As a first year student of information technology, you will often be required to understand the various ways in which technology is used in different spheres of life and to understand the impact that the use of such technology may have.
With this in mind, this article discusses two ways in which technology is applied in the modern construction industry.
Thermal Imaging Building Inspections
Building inspections are used to determine the internal structural condition of various parts of a building (e.g. the interior walls) without causing damage to the external structure of the building in the process.
Infrared thermal-imaging cameras are used for this type of building inspections. The infrared cameras are able to pick out the slight differences between the thermal temperatures of various building structures (e.g. window frames and window panes). The difference in thermal temperature is often used to determine structural soundness of the structure in question.
For example, an infrared thermal-imaging camera will pick up the thermal difference between energy-efficient window panes that are in good condition and those that have lost this efficiency. Because a less-energy efficient window pane loses or gains heat at a faster rate, its thermal temperature is likely to be significantly higher or significantly lower than the average temperature of adjacent panes. That's how technology makes life simpler for building inspection contractors.
Concrete GPR Scanning
Technology also makes life easier for concrete contractors in the form of ground-penetrating radar (GPR) concrete scanning. GPR scanning is a technique that uses computer-controlled scanners to determine the exact location and the exact depth of underground utility lines located beneath a concrete surface.

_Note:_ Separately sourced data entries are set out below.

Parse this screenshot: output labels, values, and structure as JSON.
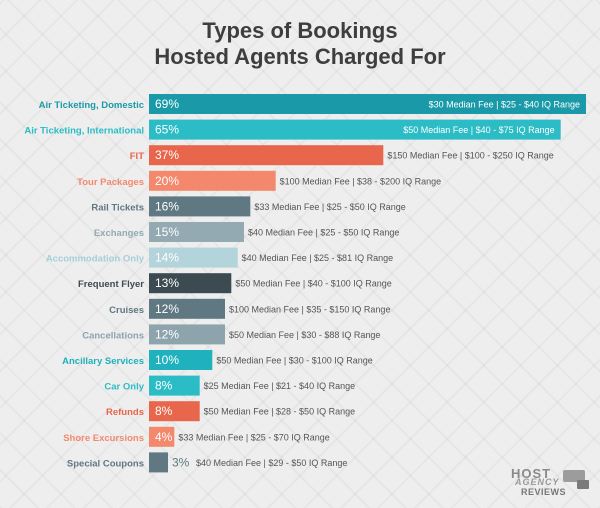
{
  "chart_data": {
    "type": "bar",
    "orientation": "horizontal",
    "title": [
      "Types of Bookings",
      "Hosted Agents Charged For"
    ],
    "xlim": [
      0,
      69
    ],
    "categories": [
      "Air Ticketing, Domestic",
      "Air Ticketing, International",
      "FIT",
      "Tour Packages",
      "Rail Tickets",
      "Exchanges",
      "Accommodation Only",
      "Frequent Flyer",
      "Cruises",
      "Cancellations",
      "Ancillary Services",
      "Car Only",
      "Refunds",
      "Shore Excursions",
      "Special Coupons"
    ],
    "values": [
      69,
      65,
      37,
      20,
      16,
      15,
      14,
      13,
      12,
      12,
      10,
      8,
      8,
      4,
      3
    ],
    "value_labels": [
      "69%",
      "65%",
      "37%",
      "20%",
      "16%",
      "15%",
      "14%",
      "13%",
      "12%",
      "12%",
      "10%",
      "8%",
      "8%",
      "4%",
      "3%"
    ],
    "notes": [
      "$30 Median Fee | $25 - $40 IQ Range",
      "$50 Median Fee | $40 - $75 IQ Range",
      "$150 Median Fee | $100 - $250 IQ Range",
      "$100 Median Fee | $38 - $200 IQ Range",
      "$33 Median Fee | $25 - $50 IQ Range",
      "$40 Median Fee | $25 - $50 IQ Range",
      "$40 Median Fee | $25 - $81 IQ Range",
      "$50 Median Fee | $40 - $100 IQ Range",
      "$100 Median Fee | $35 - $150 IQ Range",
      "$50 Median Fee | $30 - $88 IQ Range",
      "$50 Median Fee | $30 - $100 IQ Range",
      "$25 Median Fee | $21 - $40 IQ Range",
      "$50 Median Fee | $28 - $50 IQ Range",
      "$33 Median Fee | $25 - $70 IQ Range",
      "$40 Median Fee | $29 - $50 IQ Range"
    ],
    "colors": [
      "#1a9aa8",
      "#2bbcc6",
      "#e8664b",
      "#f3886d",
      "#5f7881",
      "#93aab2",
      "#b2d4da",
      "#3c4a52",
      "#5f7881",
      "#8ea4ac",
      "#1fb1bd",
      "#2bbcc6",
      "#e8664b",
      "#f3886d",
      "#5f7881"
    ],
    "label_colors": [
      "#1a9aa8",
      "#2bbcc6",
      "#e8664b",
      "#f3886d",
      "#5f7881",
      "#93aab2",
      "#a4cfd6",
      "#3c4a52",
      "#5f7881",
      "#8ea4ac",
      "#1fb1bd",
      "#2bbcc6",
      "#e8664b",
      "#f3886d",
      "#5f7881"
    ]
  },
  "logo": {
    "line1": "HOST",
    "line2": "AGENCY",
    "line3": "REVIEWS"
  }
}
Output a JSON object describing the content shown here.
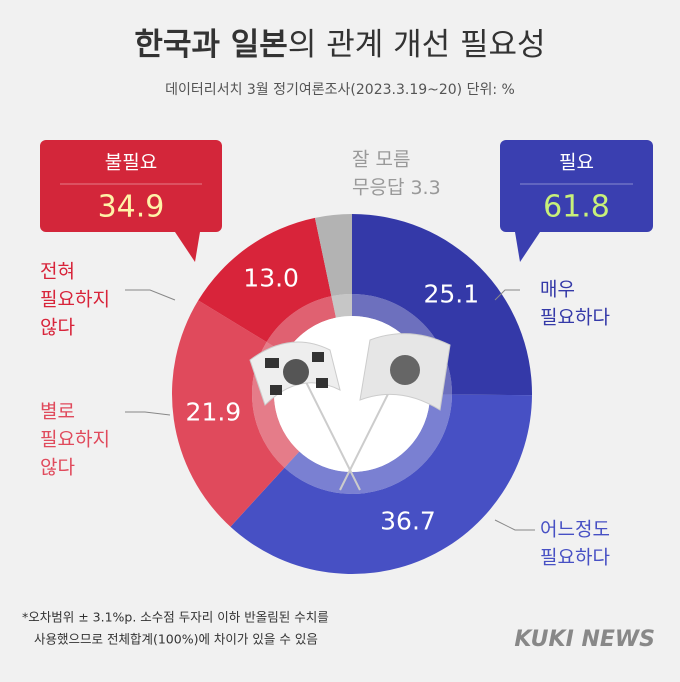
{
  "chart_data": {
    "type": "donut",
    "title": [
      "한국과 일본",
      "의 관계 개선 필요성"
    ],
    "subtitle": "데이터리서치 3월 정기여론조사(2023.3.19~20) 단위: %",
    "categories": [
      [
        "매우",
        "필요하다"
      ],
      [
        "어느정도",
        "필요하다"
      ],
      [
        "별로",
        "필요하지",
        "않다"
      ],
      [
        "전혀",
        "필요하지",
        "않다"
      ],
      [
        "잘 모름",
        "무응답"
      ]
    ],
    "values": [
      25.1,
      36.7,
      21.9,
      13.0,
      3.3
    ],
    "value_labels": [
      "25.1",
      "36.7",
      "21.9",
      "13.0",
      "3.3"
    ],
    "colors": [
      "#3439a8",
      "#4750c4",
      "#e04a5c",
      "#d8243a",
      "#b3b3b3"
    ],
    "groups": [
      {
        "name": "불필요",
        "value": 34.9,
        "color": "#d3263a"
      },
      {
        "name": "필요",
        "value": 61.8,
        "color": "#3a3fb0"
      }
    ],
    "note": [
      "*오차범위 ± 3.1%p. 소수점 두자리 이하 반올림된 수치를",
      "사용했으므로 전체합계(100%)에 차이가 있을 수 있음"
    ],
    "source": "KUKI NEWS"
  }
}
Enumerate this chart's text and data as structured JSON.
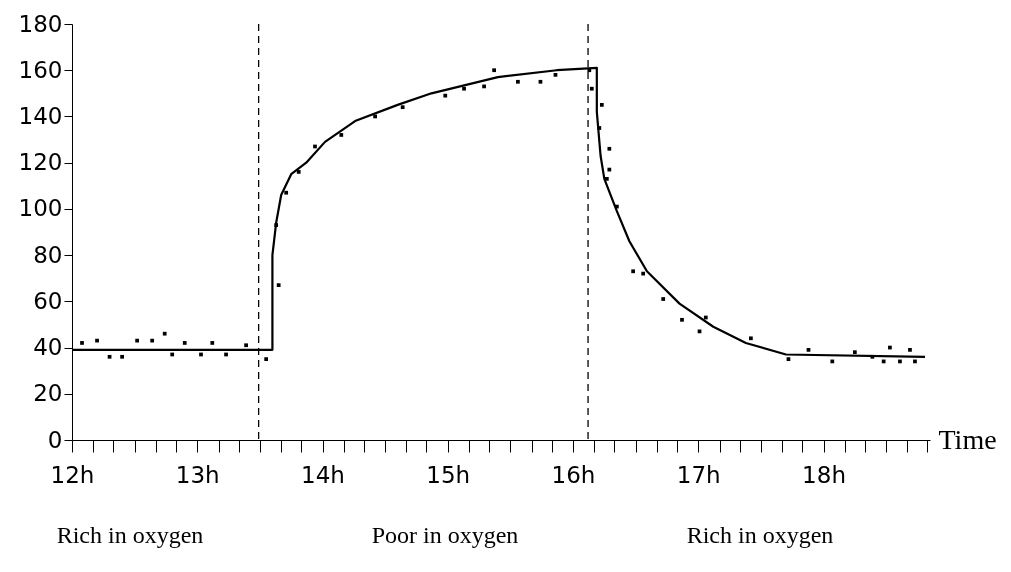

The GPR scanner is designed to send energy pulses through a concrete surface. The scanner then uses its computerized programs to record how much time it takes before the energy pulses are reflected back to the surface. Analyzing the amount of time it takes allows a concrete contractor to determine whether there were obstacles (like utility lines) in the path travelled by the energy pulses.
In the absence of GPR concrete scanners, contractors would have to dig up the concrete surface in their bid to locate the position of underground utility lines.
In addition to making life easier for the concrete contractor, GPR scanning also makes life easier for the homeowner by ensuring that the location of utility underground utility lines causes minimal disruption on the residential landscape.